Title: Mulder and Scully

Author: KaraB

Rating: PG

Summary: Everyone can see it.

Author's Notes: This was written to fulfill a challenge posted on one of the Bones communities… Not sure by who or which one.

The Challenge:

Do Include:
Someone telling a story of watching someone slowly getting really drunk
A reference to peanuts
Booth being called Mulder
A joke on the FBI not made by a squint

Don't Include:
Brennan saying "I don't know what that means" or words to that affect, cause that just bugs me.

"And there I was and this big huge guy was right there, drinking and drinking and drinking. I kept thinking the guy had to be too drunk to continue but he just kept going and going…" Booth continued the story he'd been telling.

"A regular energizer bunny," Hodgins input. "Unlike my man Zack, here, who can't even hold a shotful of alcohol.

"I can so." Zack protested.

Hodgins ignored the reply. "So what happened next? This happened in Russia right? On one of your special forces missions."

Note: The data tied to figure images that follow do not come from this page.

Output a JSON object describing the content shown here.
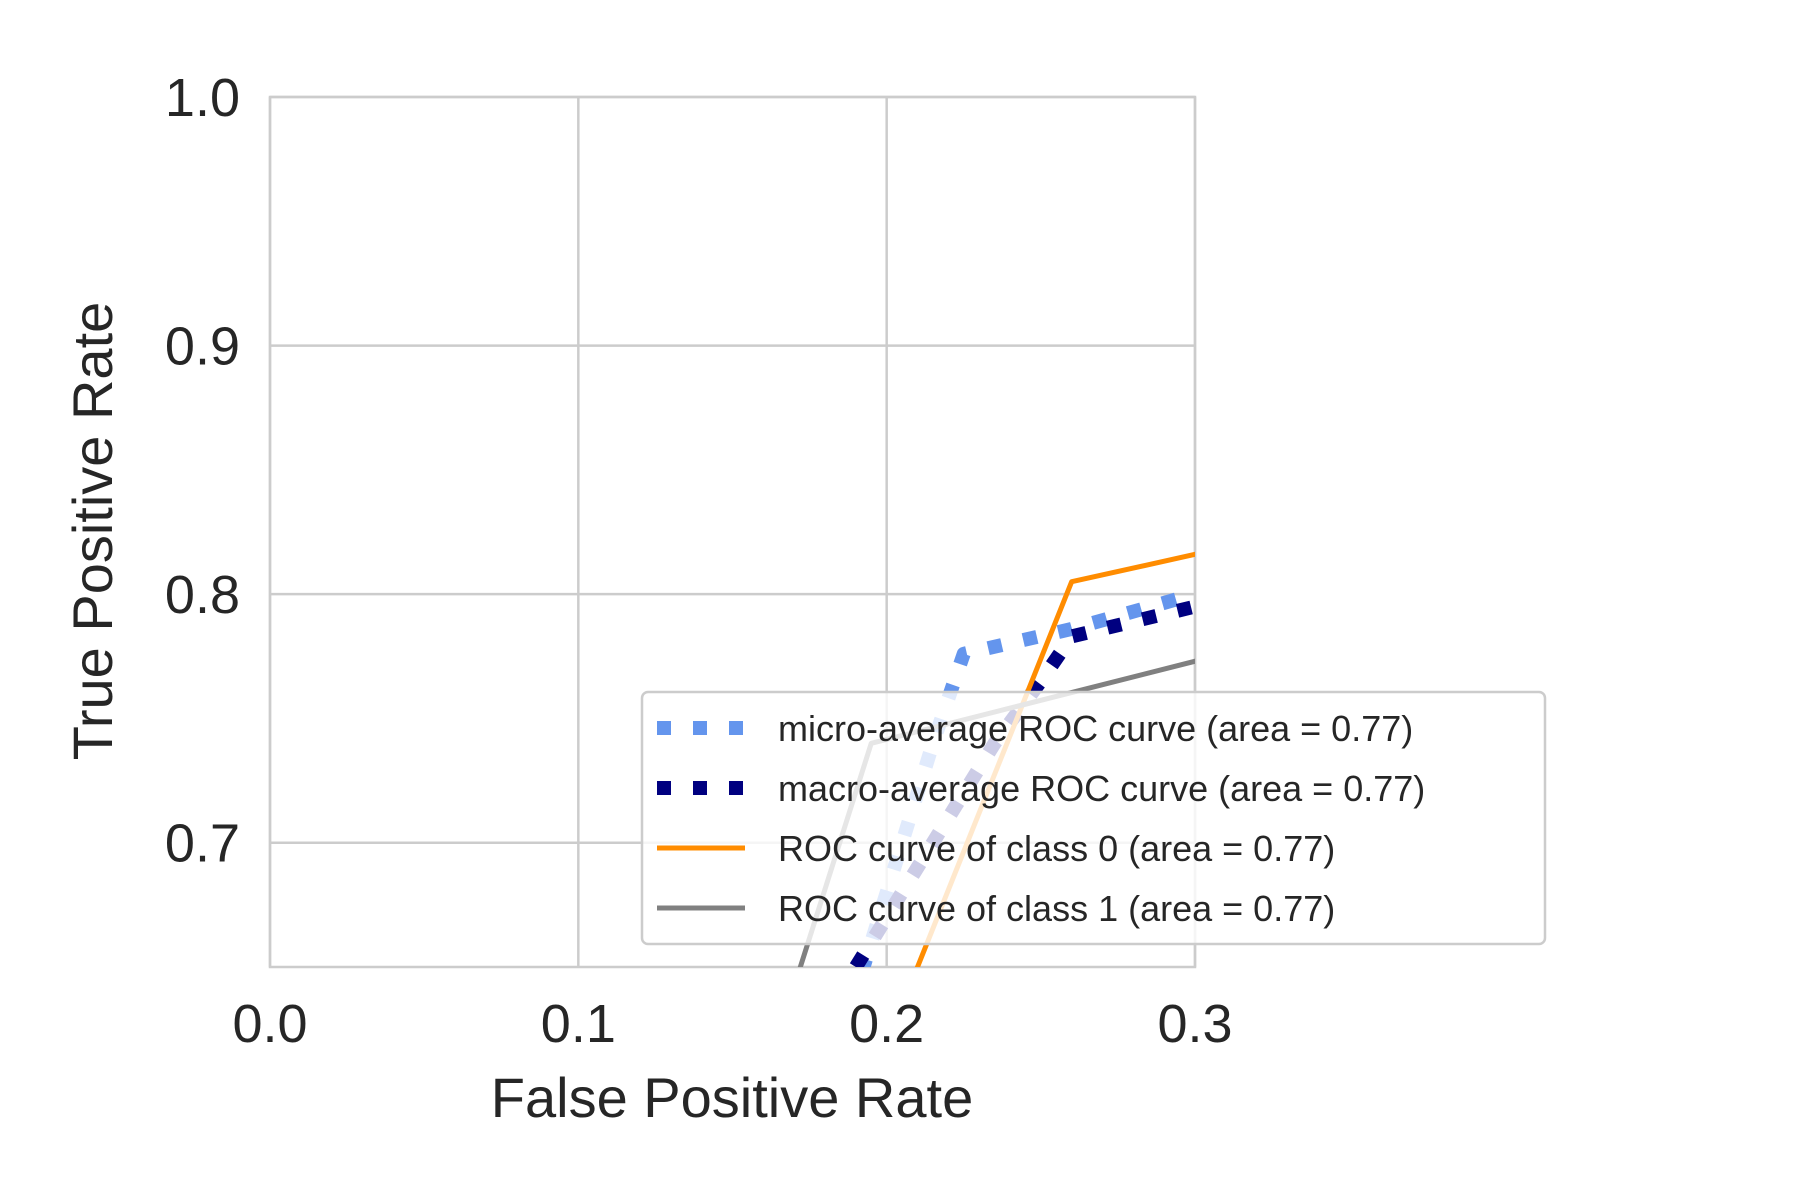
{
  "chart_data": {
    "type": "line",
    "title": "",
    "xlabel": "False Positive Rate",
    "ylabel": "True Positive Rate",
    "xlim": [
      0.0,
      0.3
    ],
    "ylim": [
      0.65,
      1.0
    ],
    "xticks": [
      "0.0",
      "0.1",
      "0.2",
      "0.3"
    ],
    "yticks": [
      "0.7",
      "0.8",
      "0.9",
      "1.0"
    ],
    "grid": true,
    "legend_position": "lower-right",
    "series": [
      {
        "name": "micro-average ROC curve (area = 0.77)",
        "color": "#6495ED",
        "style": "dotted",
        "x": [
          0.185,
          0.2,
          0.215,
          0.225,
          0.26,
          0.3
        ],
        "y": [
          0.62,
          0.68,
          0.74,
          0.776,
          0.786,
          0.8
        ]
      },
      {
        "name": "macro-average ROC curve (area = 0.77)",
        "color": "#000080",
        "style": "dotted",
        "x": [
          0.19,
          0.21,
          0.235,
          0.25,
          0.26,
          0.3
        ],
        "y": [
          0.65,
          0.69,
          0.74,
          0.765,
          0.783,
          0.795
        ]
      },
      {
        "name": "ROC curve of class 0 (area = 0.77)",
        "color": "#FF8C00",
        "style": "solid",
        "x": [
          0.21,
          0.26,
          0.3
        ],
        "y": [
          0.65,
          0.805,
          0.816
        ]
      },
      {
        "name": "ROC curve of class 1 (area = 0.77)",
        "color": "#808080",
        "style": "solid",
        "x": [
          0.172,
          0.195,
          0.3
        ],
        "y": [
          0.65,
          0.74,
          0.773
        ]
      }
    ]
  }
}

"You know I can't answer that," Booth said sternly, before continuing. "Anyway, me and my buddy are sitting there watching this guy who so far has been the most quiet drunk you'd ever meet, when he picks up this barrel full of peanuts and starts throwing them all around the room. That naturally started a brawl."

"Because it would impossible for drunk men to feel fulfilled unless they prove themselves in some public display of machoism," Brennan commented, stepping into the room. "And feeling the need to regale others with the tale after the fact." She gave both Hodgins and Zack a look. "Aren't you two supposed to be working on the current case?"

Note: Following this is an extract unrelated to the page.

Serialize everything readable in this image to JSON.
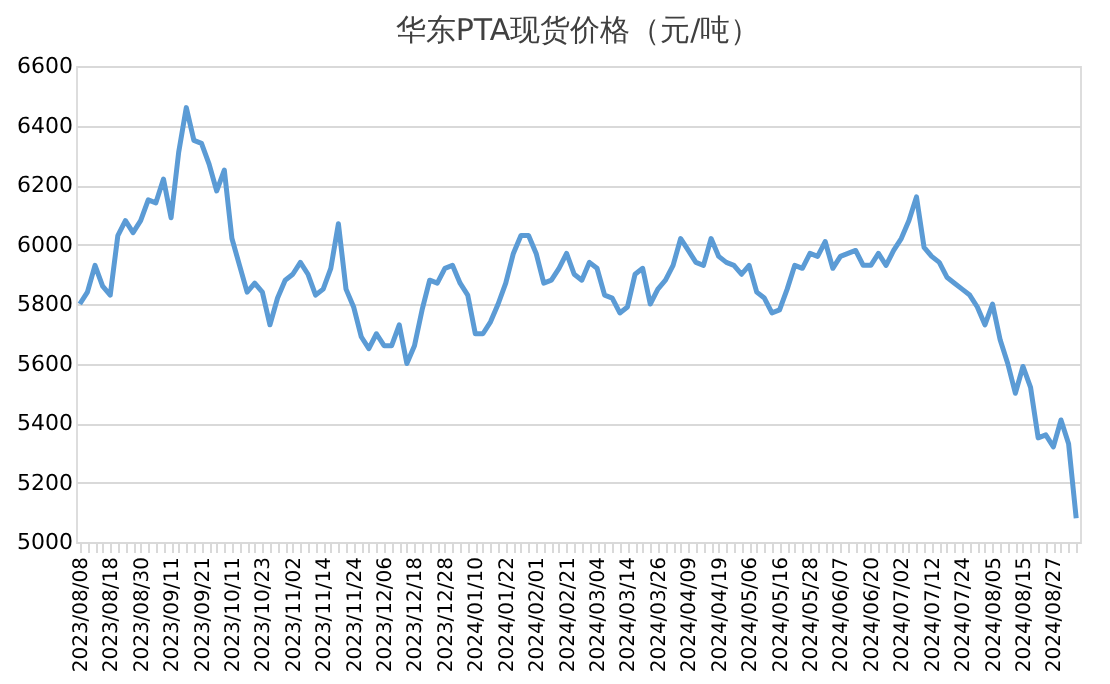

"We are," Hodgins replied. "We're getting background. The victim is Russian and Booth is telling us about his experience in Russia."

"Background which is immaterial and meaningless to this case."

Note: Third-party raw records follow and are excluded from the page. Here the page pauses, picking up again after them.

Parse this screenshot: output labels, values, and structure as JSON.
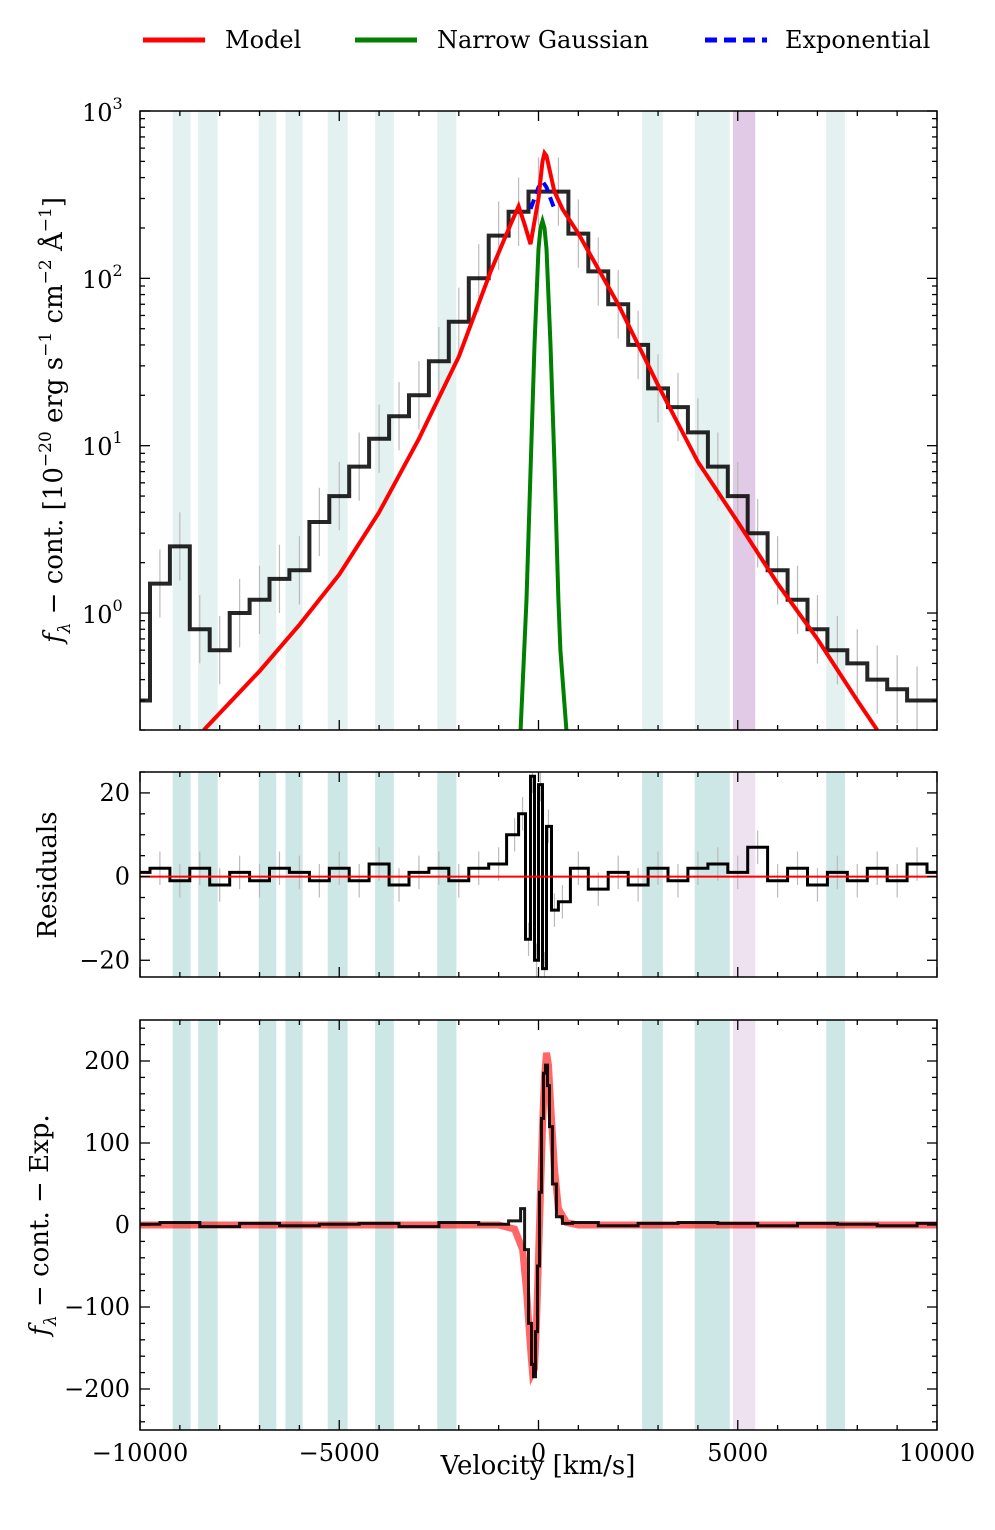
{
  "legend": [
    {
      "label": "Model",
      "color": "#ff0000",
      "style": "solid"
    },
    {
      "label": "Narrow Gaussian",
      "color": "#008000",
      "style": "solid"
    },
    {
      "label": "Exponential",
      "color": "#0000ff",
      "style": "dashed"
    }
  ],
  "colors": {
    "band_teal": "#b2d8d8",
    "band_purple": "#c89fcf",
    "model": "#ff0000",
    "gaussian": "#008000",
    "exponential": "#0000ff",
    "data": "#000000",
    "errors": "#bbbbbb"
  },
  "chart_data": [
    {
      "type": "line",
      "panel": "top",
      "ylabel": "f_λ − cont. [10^−20 erg s^−1 cm^−2 Å^−1]",
      "ylabel_parts": {
        "prefix": "f",
        "sub": "λ",
        "mid": " − cont.  [10",
        "exp1": "−20",
        "unit1": " erg s",
        "exp2": "−1",
        "unit2": " cm",
        "exp3": "−2",
        "unit3": " Å",
        "exp4": "−1",
        "suffix": "]"
      },
      "yscale": "log",
      "ylim": [
        0.2,
        1000
      ],
      "xlim": [
        -10000,
        10000
      ],
      "ytick_labels": [
        {
          "base": "10",
          "exp": "3",
          "value": 1000
        },
        {
          "base": "10",
          "exp": "2",
          "value": 100
        },
        {
          "base": "10",
          "exp": "1",
          "value": 10
        },
        {
          "base": "10",
          "exp": "0",
          "value": 1
        }
      ],
      "series": [
        {
          "name": "Model",
          "x": [
            -8400,
            -7000,
            -6000,
            -5000,
            -4000,
            -3000,
            -2000,
            -1200,
            -700,
            -500,
            -350,
            -200,
            0,
            100,
            150,
            200,
            300,
            400,
            600,
            1000,
            2000,
            3000,
            4000,
            5000,
            6000,
            7000,
            8000,
            8500
          ],
          "y": [
            0.2,
            0.45,
            0.85,
            1.7,
            4.0,
            11,
            34,
            110,
            210,
            270,
            210,
            160,
            300,
            500,
            560,
            540,
            420,
            330,
            260,
            185,
            70,
            23,
            8,
            3.5,
            1.5,
            0.7,
            0.3,
            0.2
          ]
        },
        {
          "name": "Narrow Gaussian",
          "x": [
            -450,
            -300,
            -200,
            -100,
            0,
            50,
            100,
            150,
            200,
            300,
            400,
            500,
            550,
            700
          ],
          "y": [
            0.2,
            1.2,
            7,
            40,
            150,
            200,
            220,
            200,
            150,
            40,
            8,
            1.2,
            0.6,
            0.2
          ]
        },
        {
          "name": "Exponential",
          "x": [
            -200,
            -100,
            0,
            100,
            200,
            300,
            400
          ],
          "y": [
            260,
            300,
            350,
            380,
            350,
            300,
            260
          ]
        },
        {
          "name": "Data",
          "x": [
            -10000,
            -9500,
            -9000,
            -8500,
            -8000,
            -7500,
            -7000,
            -6500,
            -6000,
            -5500,
            -5000,
            -4500,
            -4000,
            -3500,
            -3000,
            -2500,
            -2000,
            -1500,
            -1000,
            -500,
            0,
            500,
            1000,
            1500,
            2000,
            2500,
            3000,
            3500,
            4000,
            4500,
            5000,
            5500,
            6000,
            6500,
            7000,
            7500,
            8000,
            8500,
            9000,
            9500,
            10000
          ],
          "y": [
            0.3,
            1.5,
            2.5,
            0.8,
            0.6,
            1.0,
            1.2,
            1.6,
            1.8,
            3.5,
            5.0,
            7.5,
            11,
            15,
            20,
            32,
            55,
            100,
            180,
            250,
            330,
            330,
            185,
            110,
            70,
            40,
            22,
            17,
            12,
            7.5,
            5.0,
            3.0,
            1.8,
            1.2,
            0.8,
            0.6,
            0.5,
            0.4,
            0.35,
            0.3,
            0.3
          ]
        }
      ]
    },
    {
      "type": "line",
      "panel": "middle",
      "ylabel": "Residuals",
      "ylim": [
        -24,
        25
      ],
      "xlim": [
        -10000,
        10000
      ],
      "ytick_labels": [
        "20",
        "0",
        "−20"
      ],
      "ytick_values": [
        20,
        0,
        -20
      ],
      "series": [
        {
          "name": "Residuals",
          "x": [
            -10000,
            -9500,
            -9000,
            -8500,
            -8000,
            -7500,
            -7000,
            -6500,
            -6000,
            -5500,
            -5000,
            -4500,
            -4000,
            -3500,
            -3000,
            -2500,
            -2000,
            -1500,
            -1000,
            -600,
            -400,
            -250,
            -150,
            -50,
            50,
            150,
            250,
            400,
            600,
            1000,
            1500,
            2000,
            2500,
            3000,
            3500,
            4000,
            4500,
            5000,
            5500,
            6000,
            6500,
            7000,
            7500,
            8000,
            8500,
            9000,
            9500,
            10000
          ],
          "y": [
            1,
            2,
            -1,
            2,
            -2,
            1,
            -1,
            2,
            1,
            -1,
            2,
            -1,
            3,
            -2,
            1,
            2,
            -1,
            2,
            3,
            10,
            15,
            -15,
            24,
            -20,
            22,
            -22,
            12,
            -8,
            -6,
            2,
            -3,
            1,
            -2,
            2,
            -1,
            2,
            3,
            1,
            7,
            -1,
            2,
            -2,
            1,
            -1,
            2,
            -1,
            3,
            1
          ]
        },
        {
          "name": "Zero",
          "x": [
            -10000,
            10000
          ],
          "y": [
            0,
            0
          ]
        }
      ]
    },
    {
      "type": "line",
      "panel": "bottom",
      "ylabel": "f_λ − cont. − Exp.",
      "ylabel_parts": {
        "prefix": "f",
        "sub": "λ",
        "rest": " − cont. − Exp."
      },
      "xlabel": "Velocity [km/s]",
      "ylim": [
        -250,
        250
      ],
      "xlim": [
        -10000,
        10000
      ],
      "ytick_labels": [
        "200",
        "100",
        "0",
        "−100",
        "−200"
      ],
      "ytick_values": [
        200,
        100,
        0,
        -100,
        -200
      ],
      "xtick_labels": [
        "−10000",
        "−5000",
        "0",
        "5000",
        "10000"
      ],
      "xtick_values": [
        -10000,
        -5000,
        0,
        5000,
        10000
      ],
      "series": [
        {
          "name": "Model",
          "x": [
            -10000,
            -1000,
            -600,
            -400,
            -300,
            -200,
            -150,
            -100,
            -50,
            0,
            50,
            100,
            150,
            200,
            250,
            300,
            400,
            500,
            700,
            1000,
            10000
          ],
          "y": [
            0,
            0,
            -5,
            -30,
            -80,
            -150,
            -180,
            -175,
            -120,
            -40,
            40,
            120,
            180,
            210,
            195,
            150,
            70,
            20,
            3,
            0,
            0
          ]
        },
        {
          "name": "Data",
          "x": [
            -10000,
            -9000,
            -8000,
            -7000,
            -6000,
            -5000,
            -4000,
            -3000,
            -2000,
            -1000,
            -500,
            -400,
            -300,
            -200,
            -150,
            -100,
            -50,
            0,
            50,
            100,
            150,
            200,
            250,
            300,
            400,
            500,
            700,
            1000,
            2000,
            3000,
            4000,
            5000,
            6000,
            7000,
            8000,
            9000,
            10000
          ],
          "y": [
            1,
            3,
            -2,
            2,
            -1,
            1,
            2,
            -2,
            3,
            1,
            5,
            20,
            -30,
            -120,
            -170,
            -185,
            -130,
            -50,
            40,
            130,
            185,
            195,
            170,
            120,
            50,
            10,
            2,
            3,
            -1,
            2,
            3,
            2,
            -1,
            2,
            1,
            -1,
            2
          ]
        }
      ]
    }
  ],
  "bands": {
    "teal": [
      [
        -9180,
        -8730
      ],
      [
        -8540,
        -8050
      ],
      [
        -7020,
        -6580
      ],
      [
        -6350,
        -5920
      ],
      [
        -5290,
        -4790
      ],
      [
        -4100,
        -3630
      ],
      [
        -2540,
        -2060
      ],
      [
        2600,
        3120
      ],
      [
        3920,
        4800
      ],
      [
        7220,
        7690
      ]
    ],
    "purple": [
      [
        4880,
        5440
      ]
    ]
  }
}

"Lighten up Bones," Booth commented, then proceeded to continue. "Anyway, so the guy starts throwing peanuts and it starts this brawl, which we're figuring is a perfect time to get out of there before we get our asses kicked…" he trailed off as Brennan had moved over closer and was staring at him with a look that said she was seriously considering it. Booth paused and nodded at the other two men, who suddenly got busy with their jobs again. "And I suppose now would be an equally good time to bow out."

"How perceptive," Brennan commented wryly. "Now, 'Mulder', we've got to get back to work." She enjoyed the shock that crossed his face at her use of a pop culture reference.

"You watched the X-Files?" he asked incredulously.

"No," she replied. "But after you called me Scully that time, I googled the information. Wikipedia may not be a great source of academic knowledge but it does provide lots of useful information on popular culture phenomena."

Booth shook his head. "Okay, whatever. What are we working on now?"

"We?" she questioned, her eyebrow arching in patented skeptical tone.

"Mulder and Scully, remember?"

"You're not going to find X-Files here you know."

"Aw, come on Bones. You always have some interesting case to work on," he pleaded. "Spill it."

"All I have is the skeleton of a Native American which has to be handled with lots of care and will be returned within the next day…"

Before she could finish, Booth's cell phone rang. "This is Agent Booth," he responded immediately. "Yes sir. I'm here with her now. We'll be right there."

"Booth, I can't go now. I have to take a look at this skeleton. It's the only chance I'm going to have."

"The Director wants us in his office on the double. And it wasn't a request."

"For you, maybe not. I'm not obligated to be at his beck and call."

Booth glared at her. "Mulder and Scully, remember? You wanted that. Certain obligations and responsibilities come with that."

"You think he'll change his mind about me having a gun?"

"Not a chance," Booth replied.

One Hour Later.

"Alright Mulder and Scully," the director said sternly as he walked into the office. "We've got a hot one here, with lots of potential political repercussions." He continued. "And I swear to God if you even remotely suggest that aliens did it, I'll shoot you both."

"I doubt Bones believes in science fiction sir," Booth replied.

"I don't. But might I point out that it's not fiction if you do in fact believe in it."

Before the angry director could respond, Booth input, "We're on it sir."